Volgens de onderzoekers voelen de meeste betrokkenen zich verbonden aan de TKI-toeslagregeling, na een «afstelperiode» met veel interactie tussen kennisinstellingen, bedrijven en overheid. De enquête laat zien dat een meerderheid van 70% positief oordeelt over de meeste aanpassingen en maatwerkopties. In de diepte-interviews is het overheersende beeld dat de verschillende stakeholders de regeling als een belangrijk instrument zien, dat geïntensiveerd zou moeten worden. Daarbij is er vertrouwen bij de stakeholders dat de (in deze evaluatie naar voren gekomen) verbeterpunten opgepakt zullen worden en dat daarmee het gebruik van de regeling in de toekomst eenvoudiger zal zijn.

Cross-overs lastig te realiseren; projecttoeslag nog weinig gebruikt

De TKI-toeslag is gericht op programma’s en projecten.
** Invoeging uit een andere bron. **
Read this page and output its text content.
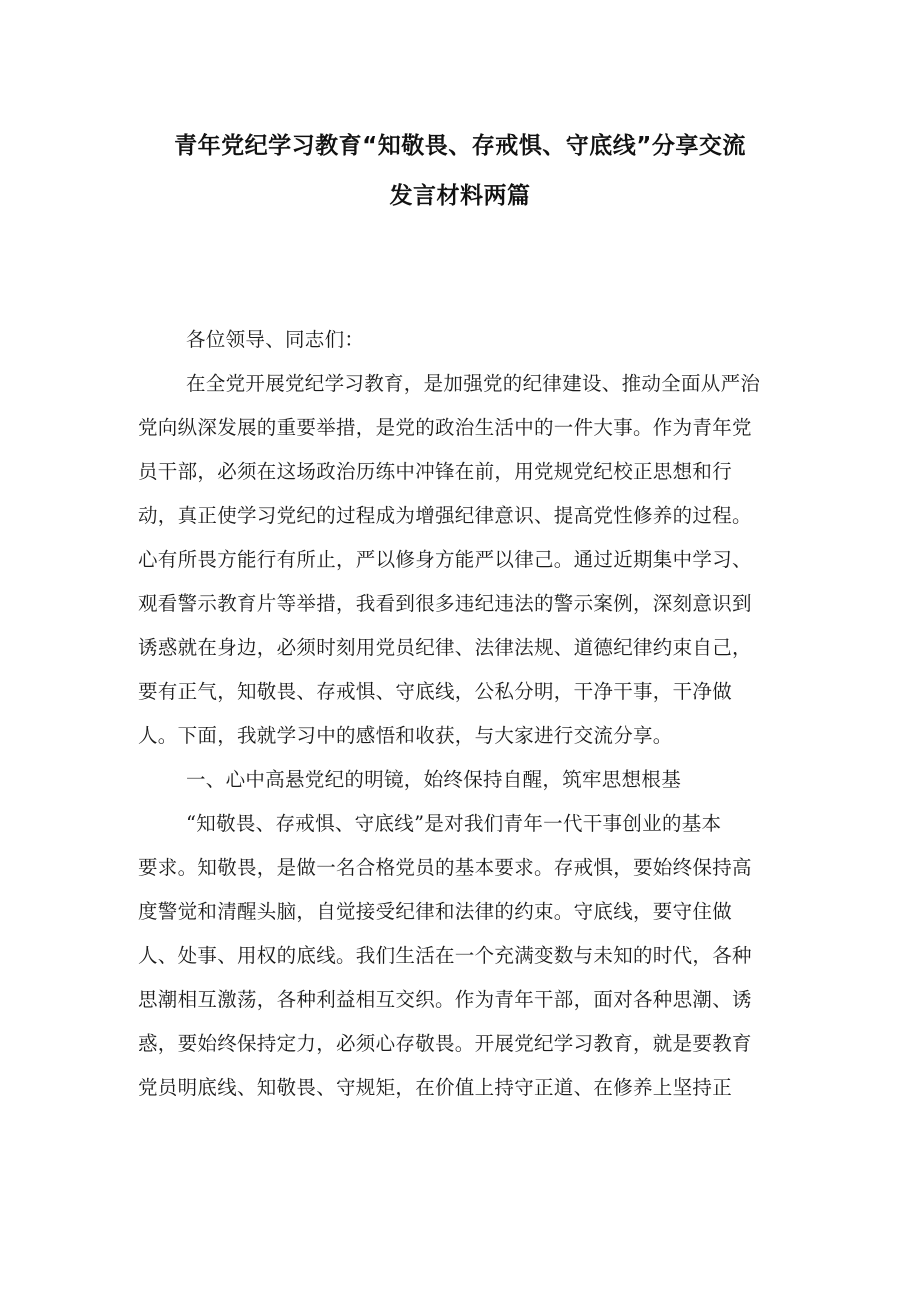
青年党纪学习教育“知敬畏、存戒惧、守底线”分享交流
发言材料两篇
各位领导、同志们：
在全党开展党纪学习教育，是加强党的纪律建设、推动全面从严治
党向纵深发展的重要举措，是党的政治生活中的一件大事。作为青年党
员干部，必须在这场政治历练中冲锋在前，用党规党纪校正思想和行
动，真正使学习党纪的过程成为增强纪律意识、提高党性修养的过程。
心有所畏方能行有所止，严以修身方能严以律己。通过近期集中学习、
观看警示教育片等举措，我看到很多违纪违法的警示案例，深刻意识到
诱惑就在身边，必须时刻用党员纪律、法律法规、道德纪律约束自己，
要有正气，知敬畏、存戒惧、守底线，公私分明，干净干事，干净做
人。下面，我就学习中的感悟和收获，与大家进行交流分享。
一、心中高悬党纪的明镜，始终保持自醒，筑牢思想根基
“知敬畏、存戒惧、守底线”是对我们青年一代干事创业的基本
要求。知敬畏，是做一名合格党员的基本要求。存戒惧，要始终保持高
度警觉和清醒头脑，自觉接受纪律和法律的约束。守底线，要守住做
人、处事、用权的底线。我们生活在一个充满变数与未知的时代，各种
思潮相互激荡，各种利益相互交织。作为青年干部，面对各种思潮、诱
惑，要始终保持定力，必须心存敬畏。开展党纪学习教育，就是要教育
党员明底线、知敬畏、守规矩，在价值上持守正道、在修养上坚持正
Programmatoeslag wordt toegekend op basis van de private bijdragen aan samenwerkingsprojecten in het TKI-programma en TKI-relevante onderzoeksopdrachten in het jaar voorafgaand aan de aanvraag. Projecttoeslag heeft betrekking op een specifiek (meerjarig) project en wordt toegekend op basis van de private bijdrage aan de onderzoeksorganisatie voor de looptijd van het betreffende samenwerkingsproject. Eind 2015 ontvingen 21 projecttoeslagprojecten en 670 inzetprojecten (programmatoeslag) TKI-toeslag. De onderzoekers concluderen dat de projecttoeslag ten onrechte nog weinig wordt gebruikt. Deze zou de TKI’s in belangrijke mate kunnen ontlasten, vooral bij cross-overs waarbij meerdere TKI’s met elkaar moeten afstemmen. Ondanks de inspanningen binnen de topsectoren om cross-overs te identificeren en te stimuleren, komen deze in de praktijk maar beperkt van de grond.

Vervolgonderzoek: opzet van een econometrische analyse en spin-offs

In het voorliggende onderzoek hebben onderzoekers getracht het beste beeld te geven van het functioneren van de TKI-toeslagregeling, gegeven de korte looptijd. De regeling is immers pas in 2013 gestart. Daarbij geven zij aan dat een meer kwantitatief onderbouwd oordeel over de effectiviteit zal moeten blijken uit de periodieke evaluatie die een grotere periode met waarnemingen zal beslaan. Bij dit rapport is een aparte aanbeveling gedaan hoe en met welke data een econometrische analyse voor de TKI-toeslagregeling kan worden opgezet. Dat het nog vroeg is voor een volledige evaluatie wordt geïllustreerd door het feit dat alle 600+ inzet PPS-projecten zich nog in de onderzoeksfase bevinden en nog geen project volledig is afgerond. Ook voor een uitspraak over eventuele opbrengst in de vorm van octrooien is het nog te vroeg. Toch zijn er al 51 spin-offs gerapporteerd als eerste outcome. Dit zou een aanwijzing kunnen zijn dat deze PPS-en relatief vaak leiden tot spin-offs, hoewel de regeling hier niet specifiek op stuurt. Een interessante hypothese om te onderzoeken in de volgende periodieke evaluatie.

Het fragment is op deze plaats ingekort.